Bu nedenle Hac ibadeti Müslümanlar için önemli bir ibadettir. Bu ibadetin faydalarını şöyle sıralayabiliriz: Dünyanın çeşitli ülkelerinden, Peygamberimizin doğup büyüdüğü ve İslam dinini yaydığı Kâbe’yi ziyarete gelen Müslümanlar orada birbirlerini daha iyi tanırlar, birbirleriyle kaynaşarak dost olurlar. İnsanla iletişimin, sevgi, saygı ve barışın kuvvetlenmesi yönünde göz göze, diz dize gelirler.

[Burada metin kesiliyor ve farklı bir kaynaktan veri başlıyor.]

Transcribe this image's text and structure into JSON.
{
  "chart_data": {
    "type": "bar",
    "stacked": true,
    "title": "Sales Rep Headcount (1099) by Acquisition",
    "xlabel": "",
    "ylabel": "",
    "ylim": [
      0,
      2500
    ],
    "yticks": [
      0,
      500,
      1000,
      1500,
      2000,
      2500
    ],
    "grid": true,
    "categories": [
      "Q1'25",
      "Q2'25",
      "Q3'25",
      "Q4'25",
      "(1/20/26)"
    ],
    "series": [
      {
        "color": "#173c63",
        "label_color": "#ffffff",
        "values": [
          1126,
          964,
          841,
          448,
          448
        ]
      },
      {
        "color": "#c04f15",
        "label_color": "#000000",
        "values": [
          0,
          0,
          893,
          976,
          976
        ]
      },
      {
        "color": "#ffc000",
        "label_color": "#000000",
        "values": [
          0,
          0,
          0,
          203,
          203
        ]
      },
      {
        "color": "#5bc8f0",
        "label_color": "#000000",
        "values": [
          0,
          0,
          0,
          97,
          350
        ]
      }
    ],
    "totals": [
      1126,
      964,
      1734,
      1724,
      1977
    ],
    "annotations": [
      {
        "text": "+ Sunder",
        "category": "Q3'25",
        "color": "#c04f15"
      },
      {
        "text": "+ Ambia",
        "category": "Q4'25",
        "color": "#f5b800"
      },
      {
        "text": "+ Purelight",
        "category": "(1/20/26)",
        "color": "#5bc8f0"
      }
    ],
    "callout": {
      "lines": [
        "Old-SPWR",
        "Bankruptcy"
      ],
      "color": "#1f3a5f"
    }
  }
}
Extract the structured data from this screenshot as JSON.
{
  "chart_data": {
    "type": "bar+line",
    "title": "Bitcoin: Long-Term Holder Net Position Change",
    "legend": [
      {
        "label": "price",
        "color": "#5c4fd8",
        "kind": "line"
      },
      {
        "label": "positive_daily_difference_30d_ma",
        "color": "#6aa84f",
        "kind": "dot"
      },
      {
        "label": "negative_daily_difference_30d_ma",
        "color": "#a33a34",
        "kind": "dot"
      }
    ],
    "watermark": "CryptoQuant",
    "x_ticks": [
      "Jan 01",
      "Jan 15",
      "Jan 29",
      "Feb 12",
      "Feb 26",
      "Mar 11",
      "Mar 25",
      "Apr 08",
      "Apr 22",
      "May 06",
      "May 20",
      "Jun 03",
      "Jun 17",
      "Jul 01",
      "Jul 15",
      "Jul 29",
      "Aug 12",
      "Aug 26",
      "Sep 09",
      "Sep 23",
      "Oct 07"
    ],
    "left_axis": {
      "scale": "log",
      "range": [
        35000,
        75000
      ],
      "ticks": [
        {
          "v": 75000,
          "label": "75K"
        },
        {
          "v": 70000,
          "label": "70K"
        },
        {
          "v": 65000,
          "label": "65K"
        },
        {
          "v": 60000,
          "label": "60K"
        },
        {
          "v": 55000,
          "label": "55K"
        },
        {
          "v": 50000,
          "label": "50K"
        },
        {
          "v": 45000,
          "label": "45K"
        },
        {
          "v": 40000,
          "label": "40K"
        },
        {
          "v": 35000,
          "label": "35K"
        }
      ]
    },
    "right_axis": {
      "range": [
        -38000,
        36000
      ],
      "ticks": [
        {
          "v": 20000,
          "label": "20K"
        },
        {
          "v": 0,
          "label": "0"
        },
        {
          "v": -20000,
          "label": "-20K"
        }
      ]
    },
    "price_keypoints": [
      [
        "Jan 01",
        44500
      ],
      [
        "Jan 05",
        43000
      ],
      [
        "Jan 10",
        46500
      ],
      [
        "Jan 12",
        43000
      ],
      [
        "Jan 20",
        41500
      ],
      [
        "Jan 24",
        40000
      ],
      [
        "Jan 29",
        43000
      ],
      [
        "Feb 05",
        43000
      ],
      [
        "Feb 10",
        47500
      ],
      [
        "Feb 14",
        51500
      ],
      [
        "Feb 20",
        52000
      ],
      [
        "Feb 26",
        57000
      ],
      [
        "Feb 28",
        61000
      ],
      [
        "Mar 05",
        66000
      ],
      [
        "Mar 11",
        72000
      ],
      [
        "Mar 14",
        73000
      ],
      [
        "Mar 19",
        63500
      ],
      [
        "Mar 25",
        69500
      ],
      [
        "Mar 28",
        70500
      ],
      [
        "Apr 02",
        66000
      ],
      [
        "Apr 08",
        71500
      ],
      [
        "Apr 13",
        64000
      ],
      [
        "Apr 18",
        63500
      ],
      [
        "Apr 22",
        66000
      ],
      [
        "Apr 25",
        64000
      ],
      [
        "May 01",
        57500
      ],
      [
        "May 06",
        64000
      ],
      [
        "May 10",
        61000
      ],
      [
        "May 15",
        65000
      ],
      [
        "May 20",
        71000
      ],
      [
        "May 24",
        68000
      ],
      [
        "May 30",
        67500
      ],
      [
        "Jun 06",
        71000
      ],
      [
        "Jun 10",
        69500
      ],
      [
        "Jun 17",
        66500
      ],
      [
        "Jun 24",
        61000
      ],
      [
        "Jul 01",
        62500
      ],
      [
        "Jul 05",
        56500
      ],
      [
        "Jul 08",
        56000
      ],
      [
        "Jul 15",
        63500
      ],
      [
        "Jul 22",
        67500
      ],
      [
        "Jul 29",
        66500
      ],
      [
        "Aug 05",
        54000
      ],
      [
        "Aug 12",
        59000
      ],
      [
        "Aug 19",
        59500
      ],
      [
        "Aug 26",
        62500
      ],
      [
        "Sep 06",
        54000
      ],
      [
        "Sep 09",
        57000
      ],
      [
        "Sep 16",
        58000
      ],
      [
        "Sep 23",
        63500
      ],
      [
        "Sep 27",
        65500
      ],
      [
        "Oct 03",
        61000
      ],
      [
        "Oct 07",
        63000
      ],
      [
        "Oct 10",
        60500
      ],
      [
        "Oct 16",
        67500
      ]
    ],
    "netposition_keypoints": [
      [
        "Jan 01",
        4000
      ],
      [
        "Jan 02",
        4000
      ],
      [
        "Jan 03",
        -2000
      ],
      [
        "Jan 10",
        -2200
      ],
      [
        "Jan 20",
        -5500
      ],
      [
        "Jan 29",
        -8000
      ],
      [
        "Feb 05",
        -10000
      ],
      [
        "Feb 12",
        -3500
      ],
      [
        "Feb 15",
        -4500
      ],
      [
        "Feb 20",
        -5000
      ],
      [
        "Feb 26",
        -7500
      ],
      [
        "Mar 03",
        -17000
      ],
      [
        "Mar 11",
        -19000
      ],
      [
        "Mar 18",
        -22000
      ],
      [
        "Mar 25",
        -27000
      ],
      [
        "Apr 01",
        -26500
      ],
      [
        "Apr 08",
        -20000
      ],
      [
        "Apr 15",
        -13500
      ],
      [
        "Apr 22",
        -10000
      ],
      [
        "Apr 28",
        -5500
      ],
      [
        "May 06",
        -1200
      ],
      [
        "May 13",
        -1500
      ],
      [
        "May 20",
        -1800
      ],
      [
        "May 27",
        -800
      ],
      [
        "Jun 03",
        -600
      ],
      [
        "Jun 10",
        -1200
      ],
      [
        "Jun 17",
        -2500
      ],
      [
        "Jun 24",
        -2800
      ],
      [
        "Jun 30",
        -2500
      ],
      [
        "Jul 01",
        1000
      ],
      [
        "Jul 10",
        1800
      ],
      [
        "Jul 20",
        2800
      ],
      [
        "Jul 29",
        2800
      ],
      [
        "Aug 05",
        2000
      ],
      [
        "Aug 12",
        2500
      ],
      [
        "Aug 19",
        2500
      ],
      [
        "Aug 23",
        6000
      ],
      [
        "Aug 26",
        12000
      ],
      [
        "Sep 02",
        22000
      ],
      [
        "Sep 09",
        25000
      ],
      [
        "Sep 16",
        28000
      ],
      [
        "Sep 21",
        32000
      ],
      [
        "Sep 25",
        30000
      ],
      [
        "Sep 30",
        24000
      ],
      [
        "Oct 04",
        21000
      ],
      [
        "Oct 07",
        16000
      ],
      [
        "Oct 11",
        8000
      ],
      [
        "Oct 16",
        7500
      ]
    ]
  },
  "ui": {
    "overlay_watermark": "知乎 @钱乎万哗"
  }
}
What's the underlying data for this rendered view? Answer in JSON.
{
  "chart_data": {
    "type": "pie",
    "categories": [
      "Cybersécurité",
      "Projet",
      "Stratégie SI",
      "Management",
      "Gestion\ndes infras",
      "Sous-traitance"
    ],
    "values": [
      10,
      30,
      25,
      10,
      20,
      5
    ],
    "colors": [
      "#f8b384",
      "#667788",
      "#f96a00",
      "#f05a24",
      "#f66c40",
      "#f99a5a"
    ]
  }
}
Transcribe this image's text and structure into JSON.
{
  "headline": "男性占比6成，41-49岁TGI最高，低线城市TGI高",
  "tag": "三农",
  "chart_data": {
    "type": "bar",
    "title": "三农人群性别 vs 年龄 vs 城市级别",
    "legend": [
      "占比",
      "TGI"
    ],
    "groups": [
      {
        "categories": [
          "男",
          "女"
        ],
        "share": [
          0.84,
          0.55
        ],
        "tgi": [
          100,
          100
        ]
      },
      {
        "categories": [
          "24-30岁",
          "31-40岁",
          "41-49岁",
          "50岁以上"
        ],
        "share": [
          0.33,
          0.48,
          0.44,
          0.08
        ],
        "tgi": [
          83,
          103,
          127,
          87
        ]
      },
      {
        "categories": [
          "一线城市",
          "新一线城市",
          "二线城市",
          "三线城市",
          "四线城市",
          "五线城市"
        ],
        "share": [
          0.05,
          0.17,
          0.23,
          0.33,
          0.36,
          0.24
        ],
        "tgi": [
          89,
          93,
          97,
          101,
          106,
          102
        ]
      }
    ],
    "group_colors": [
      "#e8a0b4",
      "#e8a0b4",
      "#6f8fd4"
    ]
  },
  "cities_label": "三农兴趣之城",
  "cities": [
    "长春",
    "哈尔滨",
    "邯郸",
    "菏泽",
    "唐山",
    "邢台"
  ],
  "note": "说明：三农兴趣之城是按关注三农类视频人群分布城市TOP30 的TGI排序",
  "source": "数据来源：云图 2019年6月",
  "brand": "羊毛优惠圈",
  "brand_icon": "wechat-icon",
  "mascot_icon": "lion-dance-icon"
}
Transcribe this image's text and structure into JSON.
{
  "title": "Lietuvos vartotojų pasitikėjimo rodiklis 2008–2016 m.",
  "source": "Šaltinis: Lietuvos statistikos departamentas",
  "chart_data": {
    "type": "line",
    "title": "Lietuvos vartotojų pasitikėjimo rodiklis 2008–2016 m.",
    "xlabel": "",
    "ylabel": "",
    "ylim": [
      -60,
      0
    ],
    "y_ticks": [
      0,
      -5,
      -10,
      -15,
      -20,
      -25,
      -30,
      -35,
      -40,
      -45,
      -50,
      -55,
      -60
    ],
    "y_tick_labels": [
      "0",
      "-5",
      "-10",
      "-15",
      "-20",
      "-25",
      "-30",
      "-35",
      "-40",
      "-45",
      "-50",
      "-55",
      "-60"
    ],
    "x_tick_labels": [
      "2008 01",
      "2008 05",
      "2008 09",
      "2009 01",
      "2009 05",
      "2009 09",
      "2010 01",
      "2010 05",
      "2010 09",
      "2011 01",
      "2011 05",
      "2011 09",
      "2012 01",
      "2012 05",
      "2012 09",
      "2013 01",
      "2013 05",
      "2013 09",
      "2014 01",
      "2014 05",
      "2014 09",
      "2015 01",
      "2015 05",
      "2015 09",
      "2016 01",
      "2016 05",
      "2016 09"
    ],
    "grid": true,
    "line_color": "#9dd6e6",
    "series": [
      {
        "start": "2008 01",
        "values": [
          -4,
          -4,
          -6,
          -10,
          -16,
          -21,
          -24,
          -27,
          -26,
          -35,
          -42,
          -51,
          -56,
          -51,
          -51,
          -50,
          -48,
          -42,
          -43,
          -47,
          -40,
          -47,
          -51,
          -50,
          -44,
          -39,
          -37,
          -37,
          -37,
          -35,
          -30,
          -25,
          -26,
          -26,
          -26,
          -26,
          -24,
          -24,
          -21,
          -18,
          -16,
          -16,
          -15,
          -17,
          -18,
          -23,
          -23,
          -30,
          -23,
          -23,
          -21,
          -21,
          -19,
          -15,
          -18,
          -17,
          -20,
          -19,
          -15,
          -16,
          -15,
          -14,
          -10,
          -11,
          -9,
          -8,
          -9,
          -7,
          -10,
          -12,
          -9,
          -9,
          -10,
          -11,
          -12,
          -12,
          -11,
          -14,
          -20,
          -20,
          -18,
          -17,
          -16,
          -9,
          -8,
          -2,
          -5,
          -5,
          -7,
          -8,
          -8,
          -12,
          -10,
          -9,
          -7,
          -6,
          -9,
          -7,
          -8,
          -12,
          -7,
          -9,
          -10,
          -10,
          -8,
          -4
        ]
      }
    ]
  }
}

Hac, insandaki şükür duygusunu artırır. Müslüman’da Tevhid inancını ve dini duyguları çoğaltır. İnsanın manevi bir muhasebesini yapmasını sağlar. Bilgi ve görgüsünü artırır. İnsanların harcamaya kıyamadığı mallarını bu yolda harcaması nedeniyle cimrilikten kurtardığı gibi, cömertliğe de alıştırır. Alçak gönüllü olmayı sağlar. Çekingenliği giderir. Toplum içinde birlikte yaşama duygusunu kuvvetlendirir. Müslüman’a nefsine, ailesine ve içinde yaşadığı topluma karşı yapmakla zorunlu olduğu birtakım sorumluluklar yükler. Kişiye düzenli ve disiplinli yaşama bilinci kazandırır. Davranış ve hareketleriyle kul hakkına saygılı olmayı öğretir. Hac’dan önceki yaşantısında var olan aşırılıkları atmasını sağlar. Hz. Peygamberi kılavuz, imanını sermaye, amelini azık, sevgisini yakıt, ahlakını karakteri, edebini aksesuarı, merhametini sıfatı, şeref ve izzetini de adı olarak kabul etmesine vesile olur.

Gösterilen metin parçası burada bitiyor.